Prague: The Green City


This scenery welcomes you after a 9 minute train ride from Smíchov direction Zličín. Photo GK

Not necessarily politically, even if I appreciate the Pirates being in control (what a paradox), but in terms of quality of life, is Prague certainly one of the greenest cities I know. One wouldn’t assume it in the first place – downtown Prague is a densely built-up area, yet is has a very limited diametre.

The hidden “Blossom Garden” at Petřín Hill. Photo GK

As soon as you cross the delimitation of the former city walls you can recognise it immediately – parks, gardens, tree-lined streets, mansion districts, garden colonies, and what fascinates me most is what I call “undefined urban landscape” – apparently spontaneous patches of green, groves and entire stretches of countryside, by far not always at the outskirts.

The mansion district above Ruská street in May. Photo GK

This basically fits into the general pattern of Prague’s (physical as well as mental) topology: Up and down, flat and steep, new and old, beautiful and ugly, impressive and ridiculous, German and Czech, if one allows this jump to the past, and so on. The logic here is the unlogic, and that may also have been one of the reasons for the city’s often ignored genius.

My dog Maxi on the dog meadow just around the corner in Vinohrady. Photo GK

Johannes Urzidil, one of the forgotten writers from the 50 or so representatives of the once famous Prague group of German (mostly Jewish) writers starts the introduction of his book “There goes Kafka” (1965) with the question, “which aggregate of vital powers was it that contributed so much to this atmosphere full of poetry and creativity?” In this context one has to bear in mind that the Germans made up only about 10% of Prague’s population around 1900. The Czech genius of the 19th and the early 20th century was rather at home in the brilliant recreation of the Czech language, for long neglected and actually unwanted by the germanophone hardliners in the Austrian government, in the innovative architectural boom of the 1st Republic and in painting. Go to the Veletržní palác, the largest collection of the National Gallery, and be surprised about the unknown masterpieces there.

A “rural” mini cultural centre in Prague 5. Photo GK

Back to the green city: This aspect certainly contributes to the city’s uniqueness. You walk along an ugly, busy road, turn around a corner and you suddenly feel transposed into an almost fairytale-like surrounding. I’m not exaggerating, it happened to me several times (“…not in Kansas anymore…”).

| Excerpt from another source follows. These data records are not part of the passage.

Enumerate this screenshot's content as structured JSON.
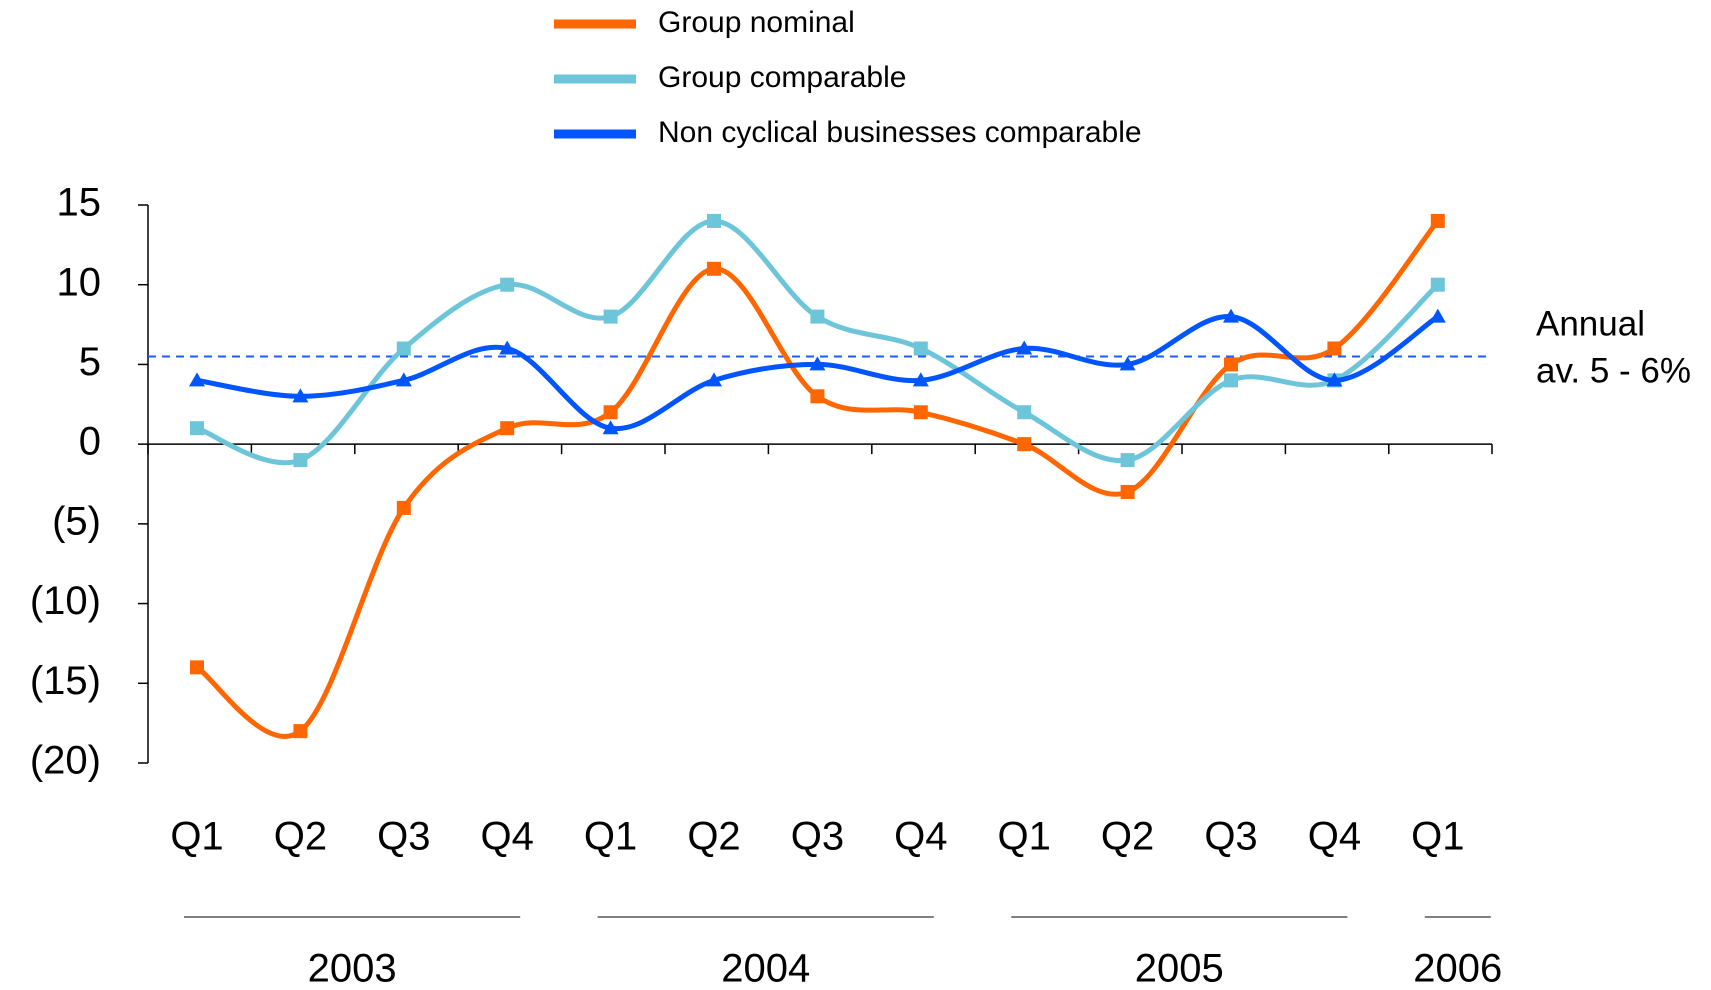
{
  "chart_data": {
    "type": "line",
    "categories": [
      "Q1",
      "Q2",
      "Q3",
      "Q4",
      "Q1",
      "Q2",
      "Q3",
      "Q4",
      "Q1",
      "Q2",
      "Q3",
      "Q4",
      "Q1"
    ],
    "category_groups": [
      "2003",
      "2004",
      "2005",
      "2006"
    ],
    "series": [
      {
        "name": "Group nominal",
        "color": "#ff6600",
        "marker": "square",
        "values": [
          -14,
          -18,
          -4,
          1,
          2,
          11,
          3,
          2,
          0,
          -3,
          5,
          6,
          14
        ]
      },
      {
        "name": "Group comparable",
        "color": "#6cc5d9",
        "marker": "square",
        "values": [
          1,
          -1,
          6,
          10,
          8,
          14,
          8,
          6,
          2,
          -1,
          4,
          4,
          10
        ]
      },
      {
        "name": "Non cyclical businesses comparable",
        "color": "#0055ff",
        "marker": "triangle",
        "values": [
          4,
          3,
          4,
          6,
          1,
          4,
          5,
          4,
          6,
          5,
          8,
          4,
          8
        ]
      }
    ],
    "ylim": [
      -20,
      15
    ],
    "yticks": [
      15,
      10,
      5,
      0,
      {
        "value": -5,
        "label": "(5)"
      },
      {
        "value": -10,
        "label": "(10)"
      },
      {
        "value": -15,
        "label": "(15)"
      },
      {
        "value": -20,
        "label": "(20)"
      }
    ],
    "reference_line": {
      "value": 5.5,
      "color": "#1a5cff",
      "label": [
        "Annual",
        "av. 5 - 6%"
      ]
    },
    "legend": "top"
  }
}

Take the little train from Smíchov station and feel far away from the city after a 9 minute ride to Holyně.

Walk with me on my “Village To Village” tour from Staré Střechovice – through a grove to functionalist architecture of the early 20ies back to the village and down to busy Patočkova – not before standing in wonder at a fish pond embedded in apparently untouched greenery.

Take a bus, go to Malešice, walk for 10 minutes from the noisy four lane crossing up the street – the police school grounds in your back, you can see the local thermal power plant behind the trees – and up to an old baroque garden entrance. From there you practically float into the Botanical Garden of Jarov Gardening School, located on a steep slope above the spring of Rokytka creek. It’s the former garden and villa of Antonín Jirásko, producer of office furniture and millionaire.

The former fishpond east of Kajetánka. One can go on in this illusion until one bumps into the highway junction at Malovanka… Photo GK

Walk from Veleslavín, village and green enough, through a grove to super modern Hvězda residences and enter, past the former windmill, the peaceful gardens of Břevnov monastery. ….

My favourite view of Břevnov. Photo GK

I could enumerate many more examples.

I haven’t seen a “greener” city yet, and I’ve seen many cities.